Расчеты ЦМАКП дают еще более мягкие оценки спада в промышленности: –0,5% май/апрель, –0,6% апрель/март, май в годовом сравнении лишь –3,5% (против росстатовских –5,5%, учтен один лишний рабочий день в мае 2014-го). Плюс к тому ухудшение данных мая по индексу промышленного производства может быть частично объяснено погодой, которая влияет на коммунальные услуги (–1,4% в мае против +1,8% в апреле).
Вполне очевидно, что сильный спад в промышленности во втором квартале представляет собой отложенную реакцию производственников на резкое сжатие спроса, начавшееся сразу после декабрьского обвала рубля и потребительского ажиотажа. Квартал понадобился, чтобы убедиться, что это сжатие будет носить достаточно долговременный характер из-за основательного обеднения населения и «клинической смерти» потребительского кредита.
В результате падение выпуска потребительских товаров длительного пользования стало во втором квартале основным «локомотивом» спада в промышленности. Весьма показательны в этом отношении цифры снижения выпуска в мае легковых автомобилей (–38% к маю прошлого года), приемной телеаппаратуры (–69%), а также многих видов одежды и обуви. Для поддержания выпуска производители вынуждены прибегать к ценовому демпингу, что уже нашло отражение в падении средненедельных показателей инфляции в июне до 0,05%. Это втрое меньше, чем в июне прошлого года.
Вторым по значению драйвером спада остается снижение выпуска стройматериалов (кирпич, цемент) и — кажется, впервые после года интенсивного роста — труб (–2,7% в годовом сопоставлении), а также машин.

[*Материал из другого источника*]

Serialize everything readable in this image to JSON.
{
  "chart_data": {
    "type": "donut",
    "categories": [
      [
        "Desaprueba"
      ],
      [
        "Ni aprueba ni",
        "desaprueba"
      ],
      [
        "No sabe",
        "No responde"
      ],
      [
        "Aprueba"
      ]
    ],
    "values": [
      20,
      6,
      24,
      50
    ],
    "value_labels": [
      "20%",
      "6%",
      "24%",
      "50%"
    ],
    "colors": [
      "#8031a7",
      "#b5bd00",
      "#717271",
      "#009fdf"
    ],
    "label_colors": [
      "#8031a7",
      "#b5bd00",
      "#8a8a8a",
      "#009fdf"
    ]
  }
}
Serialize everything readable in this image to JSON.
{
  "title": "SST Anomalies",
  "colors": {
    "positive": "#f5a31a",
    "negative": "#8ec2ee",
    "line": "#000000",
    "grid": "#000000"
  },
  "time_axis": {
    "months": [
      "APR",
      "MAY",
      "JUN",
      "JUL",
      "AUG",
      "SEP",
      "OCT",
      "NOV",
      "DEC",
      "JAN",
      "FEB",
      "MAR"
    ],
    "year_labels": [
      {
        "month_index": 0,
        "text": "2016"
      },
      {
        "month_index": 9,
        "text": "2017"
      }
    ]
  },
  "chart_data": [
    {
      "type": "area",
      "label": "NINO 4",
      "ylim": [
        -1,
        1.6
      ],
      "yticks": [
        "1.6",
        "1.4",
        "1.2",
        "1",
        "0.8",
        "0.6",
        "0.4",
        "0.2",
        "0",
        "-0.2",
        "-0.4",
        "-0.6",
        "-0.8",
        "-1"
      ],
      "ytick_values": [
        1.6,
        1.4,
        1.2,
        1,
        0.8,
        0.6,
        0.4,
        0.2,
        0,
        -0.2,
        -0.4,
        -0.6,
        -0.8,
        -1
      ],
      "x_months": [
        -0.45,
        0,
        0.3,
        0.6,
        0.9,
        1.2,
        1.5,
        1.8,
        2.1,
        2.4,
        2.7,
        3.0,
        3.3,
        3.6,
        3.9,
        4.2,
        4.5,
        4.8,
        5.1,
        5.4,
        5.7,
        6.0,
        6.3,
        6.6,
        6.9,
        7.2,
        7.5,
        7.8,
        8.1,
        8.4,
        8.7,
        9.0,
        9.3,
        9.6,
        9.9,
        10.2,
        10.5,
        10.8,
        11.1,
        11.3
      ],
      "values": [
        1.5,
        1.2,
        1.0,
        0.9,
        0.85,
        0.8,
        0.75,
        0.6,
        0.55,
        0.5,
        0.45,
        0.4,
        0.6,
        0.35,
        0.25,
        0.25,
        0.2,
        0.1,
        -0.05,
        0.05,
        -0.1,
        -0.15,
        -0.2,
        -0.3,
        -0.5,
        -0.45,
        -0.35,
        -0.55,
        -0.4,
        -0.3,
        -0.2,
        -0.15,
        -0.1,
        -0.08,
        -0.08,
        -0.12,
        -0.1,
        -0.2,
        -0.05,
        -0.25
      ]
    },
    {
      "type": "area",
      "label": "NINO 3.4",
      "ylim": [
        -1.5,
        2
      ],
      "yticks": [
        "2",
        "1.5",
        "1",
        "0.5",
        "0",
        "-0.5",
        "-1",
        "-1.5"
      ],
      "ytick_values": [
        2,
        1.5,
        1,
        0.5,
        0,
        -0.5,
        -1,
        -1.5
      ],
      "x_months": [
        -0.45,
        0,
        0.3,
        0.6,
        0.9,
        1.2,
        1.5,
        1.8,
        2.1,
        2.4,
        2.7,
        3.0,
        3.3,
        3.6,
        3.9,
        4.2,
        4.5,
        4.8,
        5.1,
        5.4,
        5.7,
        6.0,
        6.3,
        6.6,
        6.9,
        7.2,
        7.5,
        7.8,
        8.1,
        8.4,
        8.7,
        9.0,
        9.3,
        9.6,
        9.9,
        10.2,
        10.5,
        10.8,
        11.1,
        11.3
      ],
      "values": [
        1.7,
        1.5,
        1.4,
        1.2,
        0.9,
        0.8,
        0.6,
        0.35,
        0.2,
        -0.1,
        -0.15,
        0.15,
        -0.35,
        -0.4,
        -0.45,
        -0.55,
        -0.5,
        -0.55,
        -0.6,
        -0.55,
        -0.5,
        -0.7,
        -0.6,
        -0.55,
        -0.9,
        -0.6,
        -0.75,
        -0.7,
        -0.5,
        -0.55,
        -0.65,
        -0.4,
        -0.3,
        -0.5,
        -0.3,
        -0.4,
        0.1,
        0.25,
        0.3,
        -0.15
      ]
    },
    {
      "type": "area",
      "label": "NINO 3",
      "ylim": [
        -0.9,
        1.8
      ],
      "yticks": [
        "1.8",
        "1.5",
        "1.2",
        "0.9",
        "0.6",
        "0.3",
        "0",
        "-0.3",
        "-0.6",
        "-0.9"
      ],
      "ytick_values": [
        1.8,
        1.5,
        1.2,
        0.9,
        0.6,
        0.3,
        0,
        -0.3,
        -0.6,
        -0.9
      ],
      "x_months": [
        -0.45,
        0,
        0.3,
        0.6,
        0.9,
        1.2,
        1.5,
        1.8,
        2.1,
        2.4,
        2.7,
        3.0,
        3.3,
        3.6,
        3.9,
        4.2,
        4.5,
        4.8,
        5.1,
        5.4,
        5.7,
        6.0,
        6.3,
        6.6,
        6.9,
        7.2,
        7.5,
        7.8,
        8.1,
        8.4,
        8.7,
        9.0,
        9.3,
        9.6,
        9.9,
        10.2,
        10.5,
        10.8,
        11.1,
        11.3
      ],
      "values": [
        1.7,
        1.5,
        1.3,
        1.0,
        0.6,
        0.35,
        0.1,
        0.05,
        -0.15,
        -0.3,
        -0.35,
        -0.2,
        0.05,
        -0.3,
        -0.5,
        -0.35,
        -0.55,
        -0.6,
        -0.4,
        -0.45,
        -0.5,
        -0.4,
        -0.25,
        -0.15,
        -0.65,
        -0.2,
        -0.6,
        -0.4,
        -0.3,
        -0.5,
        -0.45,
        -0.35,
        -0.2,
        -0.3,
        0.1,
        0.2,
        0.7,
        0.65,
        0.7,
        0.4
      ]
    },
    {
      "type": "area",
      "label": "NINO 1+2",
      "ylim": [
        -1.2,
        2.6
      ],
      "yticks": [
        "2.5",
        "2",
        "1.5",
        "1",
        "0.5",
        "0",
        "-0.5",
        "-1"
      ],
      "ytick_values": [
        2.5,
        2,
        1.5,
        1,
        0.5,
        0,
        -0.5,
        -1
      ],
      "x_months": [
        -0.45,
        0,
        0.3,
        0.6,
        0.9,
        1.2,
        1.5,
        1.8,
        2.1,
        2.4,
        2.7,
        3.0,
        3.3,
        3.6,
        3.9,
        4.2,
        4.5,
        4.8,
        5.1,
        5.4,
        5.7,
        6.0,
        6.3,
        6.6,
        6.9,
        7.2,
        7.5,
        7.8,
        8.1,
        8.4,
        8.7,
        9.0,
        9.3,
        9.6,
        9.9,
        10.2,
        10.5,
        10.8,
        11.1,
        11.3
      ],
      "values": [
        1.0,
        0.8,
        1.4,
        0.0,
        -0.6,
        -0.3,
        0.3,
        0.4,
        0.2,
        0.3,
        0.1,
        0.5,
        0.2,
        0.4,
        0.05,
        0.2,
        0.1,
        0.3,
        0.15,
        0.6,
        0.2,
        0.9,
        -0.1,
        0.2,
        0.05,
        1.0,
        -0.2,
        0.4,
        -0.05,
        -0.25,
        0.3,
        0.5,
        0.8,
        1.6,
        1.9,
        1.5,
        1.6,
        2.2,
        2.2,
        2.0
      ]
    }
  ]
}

Это, вероятно, отражает дальнейшее сокращение инвестиционной деятельности. Сжатие инвестиций в основной капитал ускорилось до 7,6% (против –4,8% в апреле). Объемы работ в строительстве вообще нырнули ниже нижней точки рецессии 2008–2009 годов, снизившись на 10,3% в годовом сопоставлении. При этом темпы ввода жилья все еще остаются высокими, отражая предоплаченные в прошлом году покупки, что говорит об очень сильном спаде в нежилищном строительстве.
Снижение реальной зарплаты начало замедляться и уже точно не достигнет глубины падения 1999 года
Реакция регулятора
В целом новая волна спада, захватившая второй квартал, в отличие от первой, ударившей по потреблению домохозяйств и торговле в виде реакции на курсовые сдвиги, сосредоточена в промышленном производстве и инвестициях. Это ставит довольно сложную дилемму перед ЦБ, который, с одной стороны, обязан смягчением своей политики поддержать кредитование и инвестиции. А с другой — должен опасаться нового всплеска инфляции на потребительском рынке, поскольку сжатие покупок, приводившее к замедлению инфляции, закончилось или по крайней мере приостановилось.
Наиболее заметное изменение формулировок пресс-релиза, сопровождающего решение ЦБ по ставке, касается намерений ведомства. В релизе говорится, что «в ближайшие месяцы потенциал смягчения денежно-кредитной политики будет ограничен инфляционными рисками». Это означает, что в случае инфляционных сюрпризов темп урезания ключевой ставки может быть снижен до 50 б. п. (ближайшее плановое заседание совета директоров Банка России по ставке состоится, напомним, 31 июля). А такой сюрприз вполне возможен, поскольку на июль приходится корректировка тарифов на ЖКХ. Пока повышение для населения определено в 7,5% для газа и электроэнергии, 8,5% — для отопления. Это ниже текущей годовой инфляции (15,6%, по оценке ЦБ на 8 июня). Но заметно выше прошлогодней индексации тарифов ЖКХ (4,2%). И это может дать новый импульс как инфляционным ожиданиям, так и спаду потребительского спроса.
Пока регулятор ограничился следующей риторикой: потенциал смягчения кредитно-денежных условий в основном исчерпан, и, по мнению большинства аналитиков, ключевая ставка до конца года не опустится ниже 10% (то есть на 150 б. п. за четыре оставшихся плановых заседания СД ЦБ). Возможно, такое заявление, как это ни странно, окажет положительное влияние на кредит и инвестиции, так как делает их откладывание в ожидании более благоприятных условий (сильного снижения ставок) бессмысленным.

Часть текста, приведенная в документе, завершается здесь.